Memli Krasniqi: Le Premier ministre Kurti se retire des accords qu'il a lui-même acceptés. Les conséquences en pâtiront au Kosovo

Le président du Parti démocratique du Kosovo, Memli Krasniqi, a qualifié la folie de ses aimables appels populistes de s'unir contre l'Occident et le monde démocratique dans un État visant l'intégration euro-atlantique. Selon lui, dans cette situation de refus à la suite d'une admission préliminaire, le Premier ministre Kurti s'est présenté. [...]
Selon lui, dans cette situation de refus à la suite d'une admission préliminaire, le Premier ministre Kurti s'est présenté.
Il a dit que le Premier ministre Kurti a compris aujourd'hui ce que le PDK lui a dit plusieurs fois aujourd'hui.
Lire la réaction du président du PDK, Memli Krasniqi :
Ce que nous avons dit au Premier ministre Kurt tant de fois, il a déjà compris.
Le 27 février à Bruxelles et le 18 mars à Ohrid, le Premier ministre Kurti a accepté un accord et une annexe à sa mise en œuvre, par lequel il a renoncé à la reconnaissance bilatérale, tout en plaçant l'association et l'automatisation politique des Serbes au centre du dialogue.
Dans cette situation de rejet à la suite d'une admission préliminaire, le Premier ministre Kurti s'est présenté. Personne ne l'a forcée à accepter son accord et son annexe d'application si elle est convaincue qu'ils sont nocifs.

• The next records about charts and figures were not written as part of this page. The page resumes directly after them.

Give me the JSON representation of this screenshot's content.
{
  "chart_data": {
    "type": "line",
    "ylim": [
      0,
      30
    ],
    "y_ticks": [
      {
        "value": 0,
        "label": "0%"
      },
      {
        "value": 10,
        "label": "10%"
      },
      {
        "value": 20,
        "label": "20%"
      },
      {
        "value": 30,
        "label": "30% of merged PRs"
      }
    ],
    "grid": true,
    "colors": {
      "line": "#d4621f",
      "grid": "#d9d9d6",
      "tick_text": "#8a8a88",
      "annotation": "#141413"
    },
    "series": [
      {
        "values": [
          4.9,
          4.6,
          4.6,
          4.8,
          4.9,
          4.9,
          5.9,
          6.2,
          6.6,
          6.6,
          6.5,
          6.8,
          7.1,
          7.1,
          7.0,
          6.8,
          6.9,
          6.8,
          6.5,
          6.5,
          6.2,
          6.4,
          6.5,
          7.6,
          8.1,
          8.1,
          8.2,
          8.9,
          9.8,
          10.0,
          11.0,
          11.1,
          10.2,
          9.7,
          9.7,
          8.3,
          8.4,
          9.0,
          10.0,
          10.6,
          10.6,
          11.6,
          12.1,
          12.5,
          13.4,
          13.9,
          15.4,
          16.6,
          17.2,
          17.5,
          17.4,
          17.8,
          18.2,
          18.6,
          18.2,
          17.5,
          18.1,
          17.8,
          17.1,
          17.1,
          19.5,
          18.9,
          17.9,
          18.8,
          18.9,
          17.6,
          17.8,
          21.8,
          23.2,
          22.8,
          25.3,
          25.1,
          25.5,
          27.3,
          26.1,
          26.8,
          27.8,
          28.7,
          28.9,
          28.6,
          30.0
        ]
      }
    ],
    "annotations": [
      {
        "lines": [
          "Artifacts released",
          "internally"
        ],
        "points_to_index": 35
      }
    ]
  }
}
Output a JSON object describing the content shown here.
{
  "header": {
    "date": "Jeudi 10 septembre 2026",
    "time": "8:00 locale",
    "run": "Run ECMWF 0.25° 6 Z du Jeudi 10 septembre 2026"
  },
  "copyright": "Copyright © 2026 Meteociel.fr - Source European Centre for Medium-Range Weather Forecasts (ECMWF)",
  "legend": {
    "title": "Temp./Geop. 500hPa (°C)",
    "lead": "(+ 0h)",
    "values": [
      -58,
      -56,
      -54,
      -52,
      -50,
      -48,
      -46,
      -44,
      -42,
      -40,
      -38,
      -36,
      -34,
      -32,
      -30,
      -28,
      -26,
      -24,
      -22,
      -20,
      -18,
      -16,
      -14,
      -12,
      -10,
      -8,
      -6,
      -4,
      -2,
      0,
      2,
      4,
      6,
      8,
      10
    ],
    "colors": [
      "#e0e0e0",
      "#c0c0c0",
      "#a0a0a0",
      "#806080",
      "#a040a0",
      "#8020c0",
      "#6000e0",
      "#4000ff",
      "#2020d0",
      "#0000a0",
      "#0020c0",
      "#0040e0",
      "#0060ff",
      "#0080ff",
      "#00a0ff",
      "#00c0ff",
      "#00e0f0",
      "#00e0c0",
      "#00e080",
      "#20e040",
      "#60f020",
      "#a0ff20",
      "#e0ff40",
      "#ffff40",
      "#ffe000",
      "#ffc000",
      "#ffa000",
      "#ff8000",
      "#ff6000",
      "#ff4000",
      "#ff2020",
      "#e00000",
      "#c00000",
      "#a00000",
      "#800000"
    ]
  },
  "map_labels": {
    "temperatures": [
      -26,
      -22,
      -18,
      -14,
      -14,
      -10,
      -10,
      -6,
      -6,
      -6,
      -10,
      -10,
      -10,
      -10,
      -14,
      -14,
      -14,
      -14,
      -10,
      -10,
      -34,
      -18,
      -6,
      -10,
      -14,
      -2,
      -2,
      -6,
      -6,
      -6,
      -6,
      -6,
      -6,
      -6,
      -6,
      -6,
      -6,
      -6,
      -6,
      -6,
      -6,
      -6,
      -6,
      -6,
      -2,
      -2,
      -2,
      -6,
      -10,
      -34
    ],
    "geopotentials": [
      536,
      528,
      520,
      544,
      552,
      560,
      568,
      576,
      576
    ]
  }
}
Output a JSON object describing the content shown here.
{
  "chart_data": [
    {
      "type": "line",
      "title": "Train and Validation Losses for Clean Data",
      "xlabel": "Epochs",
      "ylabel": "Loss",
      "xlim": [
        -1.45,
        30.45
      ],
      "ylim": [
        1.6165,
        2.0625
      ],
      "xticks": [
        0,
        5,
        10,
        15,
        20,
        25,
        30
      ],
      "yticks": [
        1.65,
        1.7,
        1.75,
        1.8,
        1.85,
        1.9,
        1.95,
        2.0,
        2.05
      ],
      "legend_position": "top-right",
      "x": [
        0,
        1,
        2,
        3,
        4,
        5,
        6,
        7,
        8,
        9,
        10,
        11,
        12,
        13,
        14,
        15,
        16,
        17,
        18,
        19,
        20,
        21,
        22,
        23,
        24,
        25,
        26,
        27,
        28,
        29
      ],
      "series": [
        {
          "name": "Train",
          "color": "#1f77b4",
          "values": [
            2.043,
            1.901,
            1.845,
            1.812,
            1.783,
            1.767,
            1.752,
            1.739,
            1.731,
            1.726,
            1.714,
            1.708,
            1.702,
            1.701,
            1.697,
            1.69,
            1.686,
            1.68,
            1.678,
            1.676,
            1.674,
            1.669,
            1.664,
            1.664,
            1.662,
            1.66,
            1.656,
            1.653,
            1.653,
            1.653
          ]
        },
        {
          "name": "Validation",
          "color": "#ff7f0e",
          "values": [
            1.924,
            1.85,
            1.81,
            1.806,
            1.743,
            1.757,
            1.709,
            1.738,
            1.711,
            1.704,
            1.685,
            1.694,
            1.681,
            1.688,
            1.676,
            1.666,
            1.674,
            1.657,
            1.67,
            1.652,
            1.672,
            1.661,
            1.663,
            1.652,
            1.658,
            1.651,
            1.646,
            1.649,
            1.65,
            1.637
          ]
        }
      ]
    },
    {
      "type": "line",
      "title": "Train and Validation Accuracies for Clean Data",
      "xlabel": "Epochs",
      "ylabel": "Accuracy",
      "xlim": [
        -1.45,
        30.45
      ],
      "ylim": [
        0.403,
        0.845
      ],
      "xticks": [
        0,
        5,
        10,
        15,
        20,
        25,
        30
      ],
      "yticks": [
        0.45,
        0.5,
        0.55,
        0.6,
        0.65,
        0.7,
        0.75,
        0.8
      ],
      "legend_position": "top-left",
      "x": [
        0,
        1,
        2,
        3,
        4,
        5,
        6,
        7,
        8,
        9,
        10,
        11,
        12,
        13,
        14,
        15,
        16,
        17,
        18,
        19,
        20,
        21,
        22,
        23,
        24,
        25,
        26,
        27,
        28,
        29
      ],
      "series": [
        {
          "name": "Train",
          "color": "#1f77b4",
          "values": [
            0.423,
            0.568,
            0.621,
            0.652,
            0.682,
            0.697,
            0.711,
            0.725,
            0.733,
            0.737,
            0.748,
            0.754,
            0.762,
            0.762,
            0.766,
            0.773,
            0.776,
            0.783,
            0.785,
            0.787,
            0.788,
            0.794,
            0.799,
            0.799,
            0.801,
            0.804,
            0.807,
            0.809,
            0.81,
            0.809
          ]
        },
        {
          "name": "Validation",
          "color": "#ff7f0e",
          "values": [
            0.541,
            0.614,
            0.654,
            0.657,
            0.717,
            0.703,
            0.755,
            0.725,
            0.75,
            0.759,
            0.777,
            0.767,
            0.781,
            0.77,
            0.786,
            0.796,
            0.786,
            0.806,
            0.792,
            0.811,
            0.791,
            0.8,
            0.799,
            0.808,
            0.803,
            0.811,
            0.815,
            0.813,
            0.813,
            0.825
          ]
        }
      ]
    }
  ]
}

Après s'être rendu compte qu'il avait tort, il a décidé de jouer aux jeux de mots et de reculer. Malheureusement, ce changement d'attitude ne lui coûtera rien, mais le Kosovo.
Le Kosovo et ses citoyens ne doivent rien au Premier ministre Kurti, moins les sanctions dont nous souffrons déjà et d'autres qui ont été mises en garde.
Une chose est claire : la Serbie a toujours été destructrice, attaquant non seulement l'État du Kosovo, mais aussi nos alliés pour notre soutien continu. Mais aujourd'hui, à notre malheur, avec ce premier ministre, le Kosovo est pris au piège des critiques internationales, tandis que la Serbie est libérée de la pression. Les faits sont ceux-ci, tandis que les déclarations du Premier ministre Kurti ne sont que rationnelles.
Les appels populaires à s'unir contre l'Occident et le monde démocratique dans un État visant à l'intégration euro-atlantique sont insensés. Nos citoyens et notre pays n'ont pas besoin de cette confrontation avec des alliés stratégiques.
Aujourd'hui, tout d'abord, le Kosovo a besoin d'un autre gouvernement crédible, capable et responsable, qui ramène le pays au cours nécessaire du développement et de l'intégration euro-atlantique.